Thank goodness then for Hiddleston. No stranger to darkness (fresh off of Crimson Peak and about to engage in tv spy thriller “The Night Manager”), he’s magnetic in scenes that require him to rein in his demons–or let them loose. Pity the New York reporter who tries to raise tabloid rumors with Hank or the Hollywood exec who wants him to remove his iconic cowboy hat. He’s particularly chill inducing when invoking Hank’s on stage alter ego “Luke the Drifter,” in a scary recitation to some confused picnic goers. More importantly though he can mine the joy to be found in performing Williams’s work. Yodeling and gyrating–for all intents and purposes flirting with the audience–his striking stage presence goes a long way to selling Williams’s enduring charm despite the emphasis Abraham’s script puts on many terrible relationship choices.

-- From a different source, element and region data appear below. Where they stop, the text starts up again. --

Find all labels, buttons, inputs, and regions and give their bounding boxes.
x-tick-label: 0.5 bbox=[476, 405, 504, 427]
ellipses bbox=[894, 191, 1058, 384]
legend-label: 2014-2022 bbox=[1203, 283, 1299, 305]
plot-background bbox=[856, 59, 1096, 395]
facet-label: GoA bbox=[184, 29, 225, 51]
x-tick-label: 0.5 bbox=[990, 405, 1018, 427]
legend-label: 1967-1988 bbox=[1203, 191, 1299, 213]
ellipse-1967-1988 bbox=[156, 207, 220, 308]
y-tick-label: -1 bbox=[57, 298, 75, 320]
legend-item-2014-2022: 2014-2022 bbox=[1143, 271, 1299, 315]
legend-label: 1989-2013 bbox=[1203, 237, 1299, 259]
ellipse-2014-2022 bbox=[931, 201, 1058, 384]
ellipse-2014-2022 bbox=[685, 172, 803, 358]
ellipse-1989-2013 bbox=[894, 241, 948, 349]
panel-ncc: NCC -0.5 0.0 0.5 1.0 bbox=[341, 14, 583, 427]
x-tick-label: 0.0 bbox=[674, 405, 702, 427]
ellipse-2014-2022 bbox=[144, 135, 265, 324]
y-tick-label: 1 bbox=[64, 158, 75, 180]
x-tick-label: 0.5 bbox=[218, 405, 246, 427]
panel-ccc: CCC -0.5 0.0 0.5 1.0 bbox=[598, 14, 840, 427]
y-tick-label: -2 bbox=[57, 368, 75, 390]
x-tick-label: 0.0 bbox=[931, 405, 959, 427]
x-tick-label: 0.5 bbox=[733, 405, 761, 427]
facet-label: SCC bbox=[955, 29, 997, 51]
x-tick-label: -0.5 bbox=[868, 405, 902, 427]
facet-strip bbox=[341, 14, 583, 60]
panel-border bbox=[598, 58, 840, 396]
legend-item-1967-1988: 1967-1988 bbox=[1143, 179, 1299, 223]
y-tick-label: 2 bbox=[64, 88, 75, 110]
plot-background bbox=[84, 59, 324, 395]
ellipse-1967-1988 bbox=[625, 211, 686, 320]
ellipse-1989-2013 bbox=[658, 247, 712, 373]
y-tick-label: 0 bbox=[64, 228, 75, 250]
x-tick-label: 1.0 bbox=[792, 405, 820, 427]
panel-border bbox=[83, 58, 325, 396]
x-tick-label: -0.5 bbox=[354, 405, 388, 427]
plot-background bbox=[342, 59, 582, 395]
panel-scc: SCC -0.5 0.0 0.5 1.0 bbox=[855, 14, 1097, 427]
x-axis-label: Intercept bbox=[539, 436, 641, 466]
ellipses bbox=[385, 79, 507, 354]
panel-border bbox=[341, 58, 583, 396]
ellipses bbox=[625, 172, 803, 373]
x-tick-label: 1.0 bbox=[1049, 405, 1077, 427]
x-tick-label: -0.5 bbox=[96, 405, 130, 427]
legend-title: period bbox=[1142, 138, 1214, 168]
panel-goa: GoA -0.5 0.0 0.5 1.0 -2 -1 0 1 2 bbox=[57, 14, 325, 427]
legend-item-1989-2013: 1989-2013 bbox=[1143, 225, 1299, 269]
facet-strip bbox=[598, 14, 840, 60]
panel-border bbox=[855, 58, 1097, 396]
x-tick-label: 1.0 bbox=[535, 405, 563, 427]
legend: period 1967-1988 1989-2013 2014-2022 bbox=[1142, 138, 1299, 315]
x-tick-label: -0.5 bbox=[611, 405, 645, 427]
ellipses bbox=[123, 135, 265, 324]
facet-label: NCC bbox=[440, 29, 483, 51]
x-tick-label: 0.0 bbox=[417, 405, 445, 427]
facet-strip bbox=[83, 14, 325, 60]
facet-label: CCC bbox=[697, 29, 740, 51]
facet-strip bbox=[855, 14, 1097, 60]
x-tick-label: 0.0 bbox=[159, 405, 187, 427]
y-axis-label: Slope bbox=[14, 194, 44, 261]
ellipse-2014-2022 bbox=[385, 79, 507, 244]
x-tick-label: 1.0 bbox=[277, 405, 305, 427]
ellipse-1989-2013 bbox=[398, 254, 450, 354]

In this arena at least, for most of the film Hiddleston is ably matched by Olsen’s Audrey Mae. A divorcee herself already at the time of their marriage, Audrey Mae is wont to serve Hank the divorce papers when his screwing around becomes too much. Their heated arguments make for some of the most charged interactions in the film, each nailing their southern twangs. More importantly, their tender moments–Hank’s charming as hell plea for Audrey to come back to him, his finding out about impending fatherhood–are truly touching and give the film the heart it needs. As Hank and Audrey Mae drift apart, the chemistry with Olsen is sorely missed. Wrenn Schmidt as Williams’s friend-zoned fling Bobbie Jett briefly rekindles sparks later when Hank’s regretting being a “professional of making a mess of things.” Schmidt is as world weary as Hank in their shared scenes and brings a welcome sense of humor to the ever encroaching darkness of the latter stages of the film.

Said latter stages become riddled with odd choices from Abraham such as increasingly frequent black and white “interviews” or a sudden audio narration whose presence suggests a documentary format we haven’t been privy to for the majority of the film. It undermines the brilliant work of his actors. Here, Hiddleston’s rendition of “Your Cheatin’ Heart” will make you weep. He undoubtedly gets to the heart of Williams’s appeal even as I Saw The Light struggles to illuminate it properly.

I Saw the Light is now playing in New York, LA and Nashville, it expands nationally this Friday.